Als Ergebnis dieser Überlegungen ist für den vorgestellten Fall festzuhalten: Strafrechtlich kann sich R der Untreue zum Nachteil der R-GmbH schuldig gemacht haben (nachzuweisen wäre noch seine vorsätzliche Begehung). Aus der Straftat nach § 266 StGB folgt die zivilrechtliche Haftung des Täters nach § 823 Abs. 2 BGB.

Der vorgestellte Fall soll Ihnen als Verantwortungsträger einer Bank Hinweise zur Schadenskompensation durch Zugriff auf Entscheidungsträger kreditierter Unternehmen im Fall vermögensschädigender Eingriffe geben: Die Entnahme aus dem Vermögen der KG verdeutlicht nicht nur die (offenkundige) Haftung ihrer Komplementärin, sondern darüber hinaus auch auf deren Entscheidungsträger.
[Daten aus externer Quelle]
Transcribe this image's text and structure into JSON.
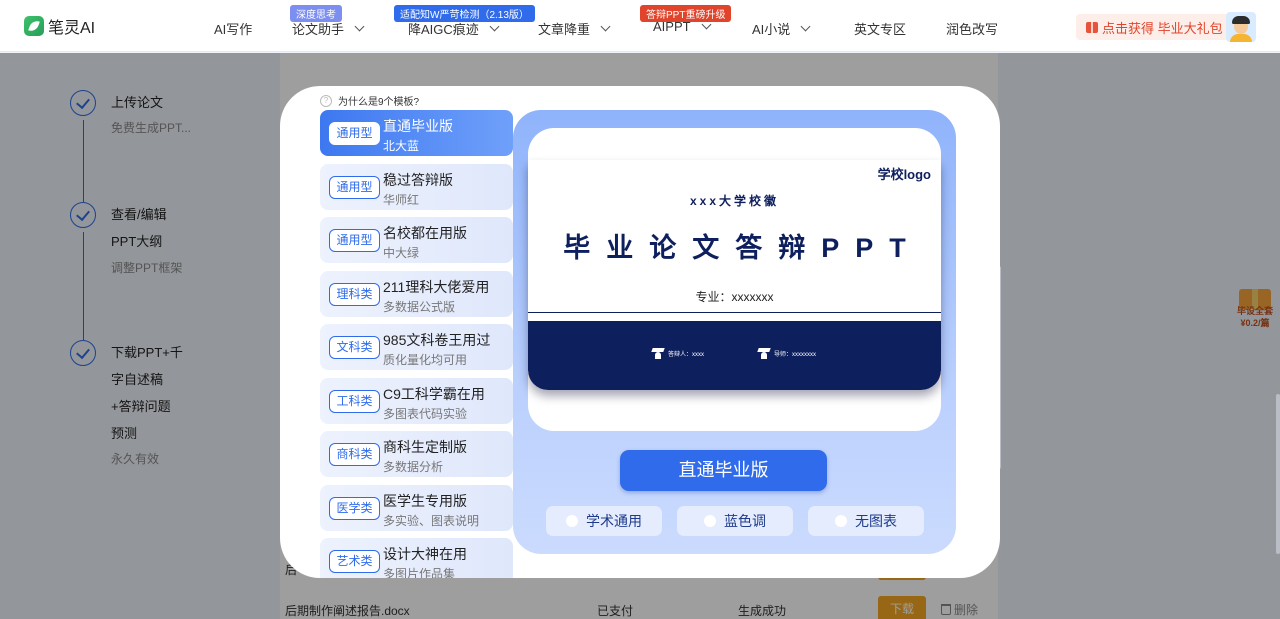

Für die zivilrechtliche Beweisführung können in solchen Fällen die Strafverfolgungs-Akten wichtige Beweise für die klagende Bank enthalten, auf die (grundsätzlich) zugegriffen werden kann (vgl. BP 03.2022). 

Wie für Freispruch oder Verurteilung im Strafrecht, so ist auch für die Beweisführung des Geschädigten im Zivilrecht die genaue Bestimmung der Schädigungshandlung und der durch sie verursachten Schädigungsfolge von zentraler Bedeutung. Der folgende Beitrag im BP 06.2022 soll Ihnen die Feststellung des genauen Zeitpunktes der relevanten Handlung erleichtern. Zu genau diesem Zeitpunkt ist dann der rein betriebswirtschaftlich zu errechnenden Vermögensvergleich vor und nach der Tat vorzunehmen. Zeitbestimmung und Rechenvorgang will ich im nächsten Heft des BP verdeutlichen. Dem – wie allgemein bekannt – für die strafrechtliche Verurteilung erforderliche Nachweis des Vorsatzes sowohl zur Position des Treuepflichtigen, zur konkreten (Treue-)Pflicht, zum Verstoß gegen diese Pflicht als auch zur Schadensverursachung will ich Ihnen dann in einer weiteren Folge vorstellen. Gerade hier sind (nicht nur bei Nicht-Juristen) gravierende Fehlvorstellungen verbreitet.